Single by Trivium

from the album Ascendancy
- Released: January 2005
- Genre: Melodic metalcore
- Length: 5:40 (album version) 4:02 (single version)
- Label: Roadrunner Records
- Songwriters: Matt Heafy, Corey Beaulieu
- Producer: Jason Suecof

Trivium singles chronology
|  | "Like Light to the Flies" (2005) | "Pull Harder on the Strings of Your Martyr" (2005) |

= Like Light to the Flies =

2005 single by Trivium

"Like Light to the Flies" (or "Like Light", as it is often referred to) is a song by American heavy metal band Trivium and is the first single and music video from their 2005 album, Ascendancy. The band originally considered using the song "Ember to Inferno" as their first single but changed their minds after recording this song (along with "Blinding Tears Will Break the Skies" and "The Deceived"). "Like Light" was released in January 2005 and features a mix of screaming and singing. The song contains two guitar solos which are played nearly consecutively to sound as one longer solo; a small interlude is played in the middle of them. The music video features original member Brent Young, and the version of the song used in the video is not the album version but rather the demo version, found previously on the MTV compilation album MTV2 Headbanger's Ball: Volume 2.

== Composition and lyrics ==
The song's chorus has drawn comparisons to Avenged Sevenfold during the Waking the Fallen era. The track contains a guitar solo.

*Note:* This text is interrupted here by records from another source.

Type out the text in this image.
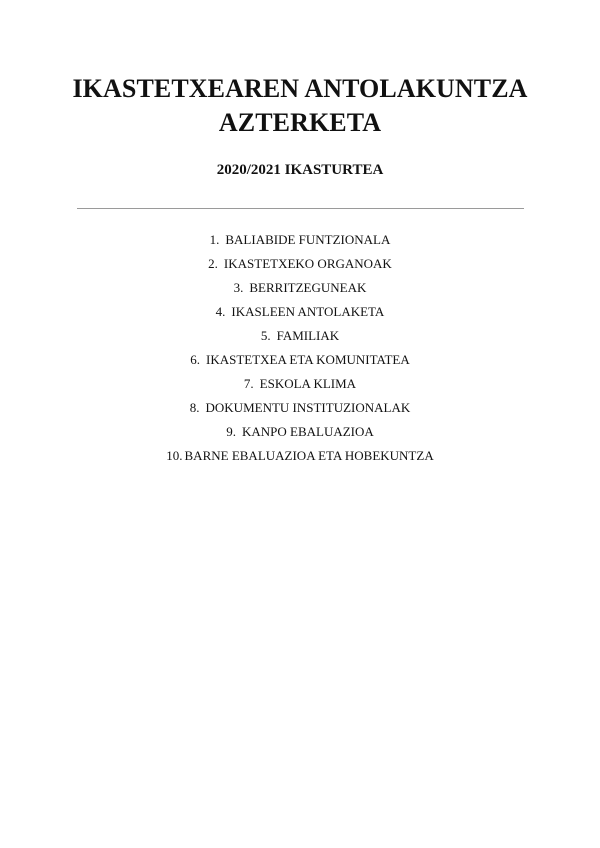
IKASTETXEAREN ANTOLAKUNTZA
AZTERKETA
2020/2021 IKASTURTEA
1. BALIABIDE FUNTZIONALA
2. IKASTETXEKO ORGANOAK
3. BERRITZEGUNEAK
4. IKASLEEN ANTOLAKETA
5. FAMILIAK
6. IKASTETXEA ETA KOMUNITATEA
7. ESKOLA KLIMA
8. DOKUMENTU INSTITUZIONALAK
9. KANPO EBALUAZIOA
10. BARNE EBALUAZIOA ETA HOBEKUNTZA
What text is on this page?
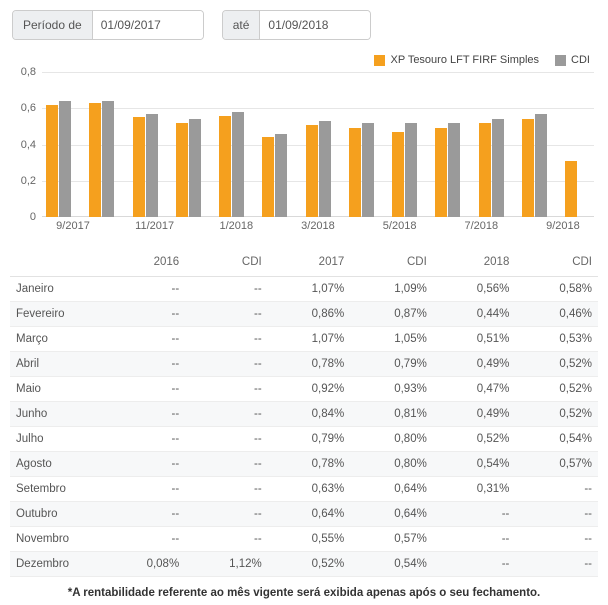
Período de
01/09/2017	até
01/09/2018
XP Tesouro LFT FIRF Simples	CDI
0
0,2
0,4
0,6
0,8
9/2017	11/2017	1/2018	3/2018	5/2018	7/2018	9/2018
	2016	CDI	2017	CDI	2018	CDI
Janeiro	--	--	1,07%	1,09%	0,56%	0,58%
Fevereiro	--	--	0,86%	0,87%	0,44%	0,46%
Março	--	--	1,07%	1,05%	0,51%	0,53%
Abril	--	--	0,78%	0,79%	0,49%	0,52%
Maio	--	--	0,92%	0,93%	0,47%	0,52%
Junho	--	--	0,84%	0,81%	0,49%	0,52%
Julho	--	--	0,79%	0,80%	0,52%	0,54%
Agosto	--	--	0,78%	0,80%	0,54%	0,57%
Setembro	--	--	0,63%	0,64%	0,31%	--
Outubro	--	--	0,64%	0,64%	--	--
Novembro	--	--	0,55%	0,57%	--	--
Dezembro	0,08%	1,12%	0,52%	0,54%	--	--
*A rentabilidade referente ao mês vigente será exibida apenas após o seu fechamento.
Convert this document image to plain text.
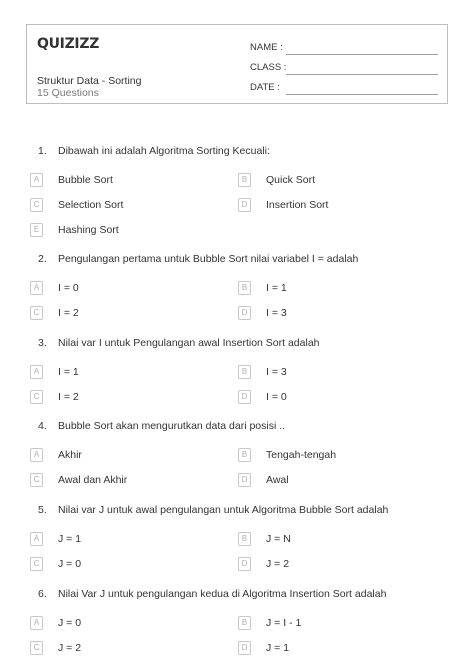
QUIZIZZ
Struktur Data - Sorting
15 Questions
NAME :
CLASS :
DATE :
1. Dibawah ini adalah Algoritma Sorting Kecuali:
A	Bubble Sort	B	Quick Sort
C	Selection Sort	D	Insertion Sort
E	Hashing Sort
2. Pengulangan pertama untuk Bubble Sort nilai variabel I = adalah
A	I = 0	B	I = 1
C	I = 2	D	I = 3
3. Nilai var I untuk Pengulangan awal Insertion Sort adalah
A	I = 1	B	I = 3
C	I = 2	D	I = 0
4. Bubble Sort akan mengurutkan data dari posisi ..
A	Akhir	B	Tengah-tengah
C	Awal dan Akhir	D	Awal
5. Nilai var J untuk awal pengulangan untuk Algoritma Bubble Sort adalah
A	J = 1	B	J = N
C	J = 0	D	J = 2
6. Nilai Var J untuk pengulangan kedua di Algoritma Insertion Sort adalah
A	J = 0	B	J = I - 1
C	J = 2	D	J = 1
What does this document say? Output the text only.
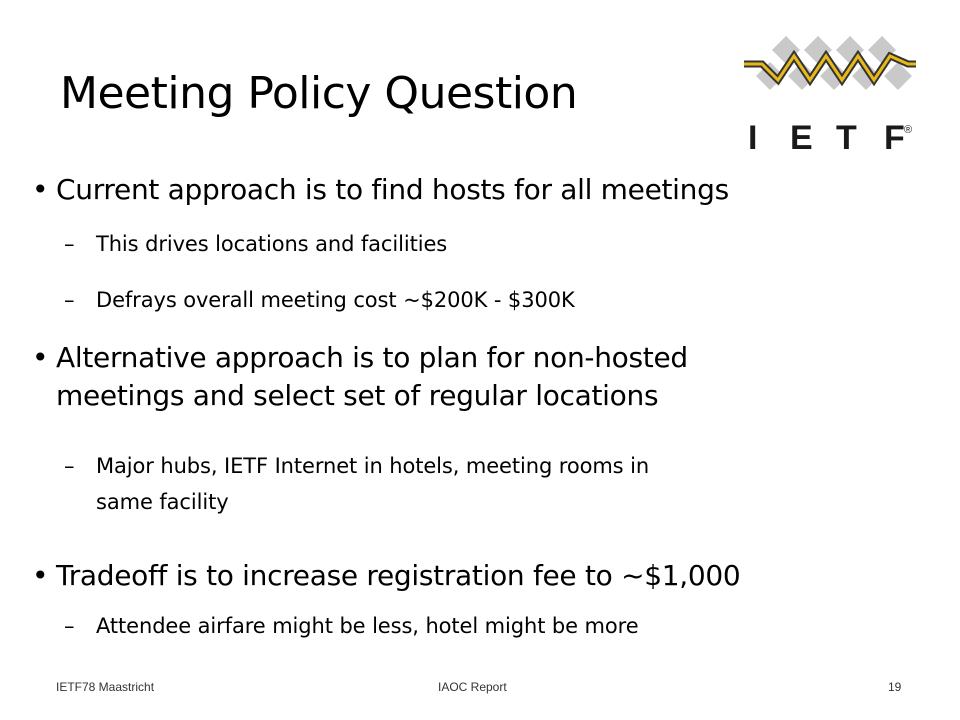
Meeting Policy Question
I E T F ®
• Current approach is to find hosts for all meetings
– This drives locations and facilities
– Defrays overall meeting cost ~$200K - $300K
• Alternative approach is to plan for non-hosted
meetings and select set of regular locations
– Major hubs, IETF Internet in hotels, meeting rooms in
same facility
• Tradeoff is to increase registration fee to ~$1,000
– Attendee airfare might be less, hotel might be more
IETF78 Maastricht	IAOC Report	19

Singer Matt Heafy said of the song's meaning: "This song is about people's attraction to all forms of tragedy. It seems like everywhere you turn to today (e.g., television, newspaper, magazine, movies, etc.) it's all about murder, violence, war, cruelty- and it's because this is what sells; people are totally captivated by subjects in this vein. We are the flies."

==Track listing==

| No. | Title | Length |
|---|---|---|
| 1. | "Like Light to the Flies" | 5:40 |

== Personnel ==
- Matt Heafy – lead vocals, guitars
- Corey Beaulieu – guitars, backing vocals
- Brent Young – bass, backing vocals (single version)
- Paolo Gregoletto – bass, backing vocals (album version)
- Travis Smith – drums, percussion

== Trivia ==
- The video can be found on Roadrunner Records.
- The bassist in the video is Brent Young; Paolo Gregoletto joined the band shortly after its release.
- The song is heard in the 2007 film Smokin' Aces.
- The song is also heard in the video game The Sims 2, in Simlish, and was featured in the 2005 video game Tom Clancy's Rainbow Six: Lockdown.

==See also==
Vicarious – a song by the band Tool with lyrics on the same topic.